Destruction of Paper Records For records destruction, Princeton Records Management recommends Polar Shredding, which provides confidential records destruction for departments needing regular shredding services or one-time, backlog shredding.
For price quotes and to arrange shredding services, departments may contact Polar Shredding directly at 856-303-8220. Departments are responsible for paying for their own records destruction.
Please keep a record of the records that you destroy, noting the types of records, date ranges, and the date the records were destroyed. Most departments find it useful to create a spreadsheet or word-processed document in which they can record this information. The receipt from Shred-It will not indicate which specific records have been destroyed; rather it will indicate the amount of records (in pounds or number of containers) and the date. Keeping a detailed record of what you destroy will provide evidence of consistent records management and will inform department staff regarding what they can expect to find in the records that are in the department's active filing system.
Offices should authorize destruction of records in ways commensurate with their confidentiality and with methods which do not permit recovery, reconstruction and future use of confidential information.

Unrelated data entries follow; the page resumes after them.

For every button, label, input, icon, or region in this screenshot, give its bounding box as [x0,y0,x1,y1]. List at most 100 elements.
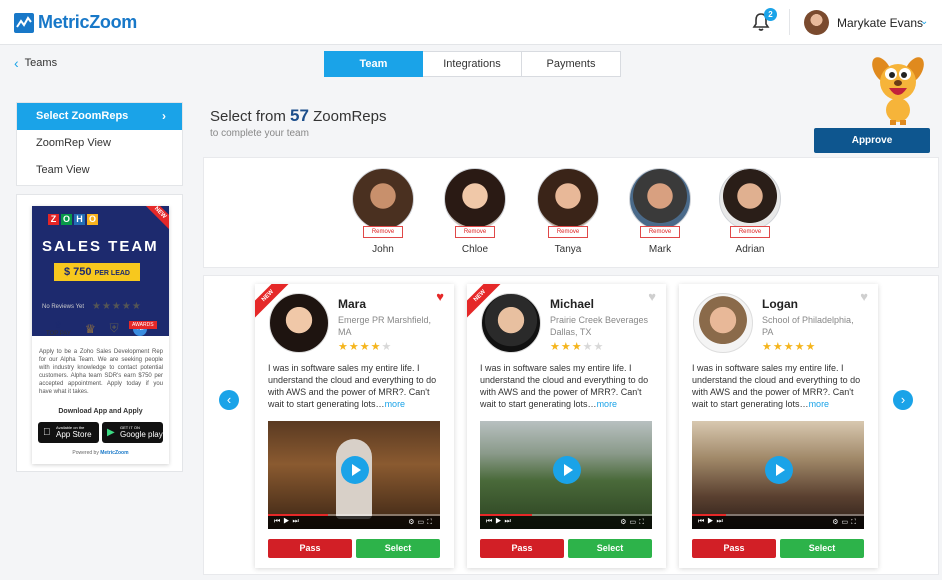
more-link[interactable]: more [385,399,406,409]
sidebar-item-label: Team View [36,164,90,176]
notifications-bell[interactable]: 2 [752,8,777,34]
pass-button[interactable]: Pass [268,539,352,558]
rep-name: Adrian [735,244,765,255]
rating-stars: ★★★★★ [762,340,816,353]
pass-button[interactable]: Pass [692,539,776,558]
star-filled-icon: ★ [338,341,349,353]
zoho-logo: Z O H O [48,214,98,225]
select-button[interactable]: Select [568,539,652,558]
playback-controls-icon[interactable]: ⏮▶⏭ [486,518,514,526]
award-icon: ♛ [54,320,63,330]
zoho-letter: O [61,214,72,225]
tab-payments[interactable]: Payments [522,51,621,77]
rating-stars: ★★★★★ [550,340,604,353]
playback-controls-icon[interactable]: ⏮▶⏭ [698,518,726,526]
tab-bar: Team Integrations Payments [324,51,621,77]
video-player[interactable]: ⏮▶⏭ ⚙▭⛶ [692,421,864,529]
more-link[interactable]: more [597,399,618,409]
select-button[interactable]: Select [780,539,864,558]
avatar[interactable] [804,10,829,35]
favorite-heart-icon[interactable]: ♥ [860,289,868,304]
ad-description: Apply to be a Zoho Sales Development Rep… [39,349,163,395]
favorite-heart-icon[interactable]: ♥ [648,289,656,304]
settings-fullscreen-icon[interactable]: ⚙▭⛶ [408,518,435,527]
chevron-down-icon[interactable]: ⌄ [920,16,928,27]
powered-label: Powered by [72,450,99,456]
remove-button[interactable]: Remove [548,226,588,238]
remove-button[interactable]: Remove [363,226,403,238]
selected-rep-john: Remove John [350,168,416,255]
mascot-illustration [872,57,924,125]
star-filled-icon: ★ [571,341,583,353]
sidebar-item-team-view[interactable]: Team View [17,157,182,184]
remove-button[interactable]: Remove [455,226,495,238]
sidebar-item-zoomrep-view[interactable]: ZoomRep View [17,130,182,157]
video-controls: ⏮▶⏭ ⚙▭⛶ [480,516,652,529]
favorite-heart-icon[interactable]: ♥ [436,289,444,304]
play-button[interactable] [553,456,581,484]
chevron-left-icon: ‹ [14,54,19,71]
star-filled-icon: ★ [550,341,561,353]
logo[interactable]: MetricZoom [14,12,137,33]
more-link[interactable]: more [809,399,830,409]
store-big-text: App Store [56,430,92,439]
tab-team[interactable]: Team [324,51,423,77]
rep-photo [719,168,781,230]
settings-fullscreen-icon[interactable]: ⚙▭⛶ [620,518,647,527]
play-button[interactable] [341,456,369,484]
next-arrow-button[interactable]: › [893,390,913,410]
pass-button[interactable]: Pass [480,539,564,558]
zoho-letter: H [74,214,85,225]
award-top-pay: ♛ TOP PAY [46,320,71,337]
rating-stars: ★★★★★ [338,340,392,353]
google-play-button[interactable]: ▶ GET IT ON Google play [102,422,163,443]
app-store-button[interactable]:  Available on the App Store [38,422,99,443]
award-crown: ♕ [85,322,96,336]
back-link[interactable]: ‹ Teams [14,54,57,71]
header-divider [789,9,790,35]
logo-icon [14,12,34,33]
user-name[interactable]: Marykate Evans [837,16,923,30]
approve-button[interactable]: Approve [814,128,930,153]
rep-bio: I was in software sales my entire life. … [268,362,442,410]
tab-integrations[interactable]: Integrations [423,51,522,77]
playback-controls-icon[interactable]: ⏮▶⏭ [274,518,302,526]
ad-price-value: $ 750 [64,266,92,278]
rep-name: Michael [550,297,595,311]
shield-icon: ⛨ [109,321,119,335]
store-big-text: Google play [120,430,163,439]
rep-name: Mara [338,297,367,311]
sidebar-item-label: ZoomRep View [36,137,111,149]
rep-card-mara[interactable]: NEW Mara Emerge PR Marshfield, MA ★★★★★ … [255,284,454,568]
star-filled-icon: ★ [783,341,795,353]
rep-bio: I was in software sales my entire life. … [480,362,654,410]
title-prefix: Select from [210,108,286,125]
video-player[interactable]: ⏮▶⏭ ⚙▭⛶ [268,421,440,529]
rep-name: Tanya [554,244,582,255]
rep-photo [269,293,329,353]
settings-fullscreen-icon[interactable]: ⚙▭⛶ [832,518,859,527]
ad-card[interactable]: Z O H O NEW SALES TEAM $ 750 PER LEAD No… [32,206,169,464]
rep-photo [352,168,414,230]
ad-panel: Z O H O NEW SALES TEAM $ 750 PER LEAD No… [16,194,183,472]
rep-card-logan[interactable]: Logan School of Philadelphia, PA ★★★★★ ♥… [679,284,878,568]
award-badge: ⛨ [110,321,119,336]
remove-button[interactable]: Remove [640,226,680,238]
ad-price-unit: PER LEAD [94,270,130,277]
prev-arrow-button[interactable]: ‹ [219,390,239,410]
sidebar-item-select-zoomreps[interactable]: Select ZoomReps › [17,103,182,130]
video-controls: ⏮▶⏭ ⚙▭⛶ [268,516,440,529]
remove-button[interactable]: Remove [730,226,770,238]
video-player[interactable]: ⏮▶⏭ ⚙▭⛶ [480,421,652,529]
select-button[interactable]: Select [356,539,440,558]
selected-reps-panel: Remove John Remove Chloe Remove Tanya Re… [203,157,939,268]
sidebar-menu: Select ZoomReps › ZoomRep View Team View [16,102,183,186]
play-button[interactable] [765,456,793,484]
star-filled-icon: ★ [370,341,382,353]
star-filled-icon: ★ [772,341,784,353]
bio-text: I was in software sales my entire life. … [480,363,649,409]
star-filled-icon: ★ [348,341,360,353]
rep-card-michael[interactable]: NEW Michael Prairie Creek Beverages Dall… [467,284,666,568]
star-empty-icon: ★ [381,341,393,353]
rep-bio: I was in software sales my entire life. … [692,362,866,410]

For example:
Paper records containing information that is restricted, confidential, or unrestricted within Princeton (as defined in Princeton's Information Security Policy) must be shredded, not thrown out or recycled.
For departments with regular but small shredding needs it often makes sense to purchase a shredder that creates particles, not strips of paper (a cross-cut shredder usually provides a sufficient level of destruction).
Destruction of Digital Records
Electronic or machine readable records containing confidential information require a two-step process for assured, confidential destruction. First, delete the contents of the electronic file on your computer, then empty the trash/recycle bin/deleted items. This satisfies the definition of confidential destruction. However, when you trade-in or purchase a replacement computer, it is necessary to remove all data from your hard drive. Please ask your systems support specialist for assistance.
Film, audio, recording and videotapes containing confidential information should be physically destroyed, not thrown away. It is possible to overwrite audio and videotapes with other, non-confidential sound and images, but if this is done, it is recommended that it be done by an authorized member of the staff in the office of origin or OIT staff.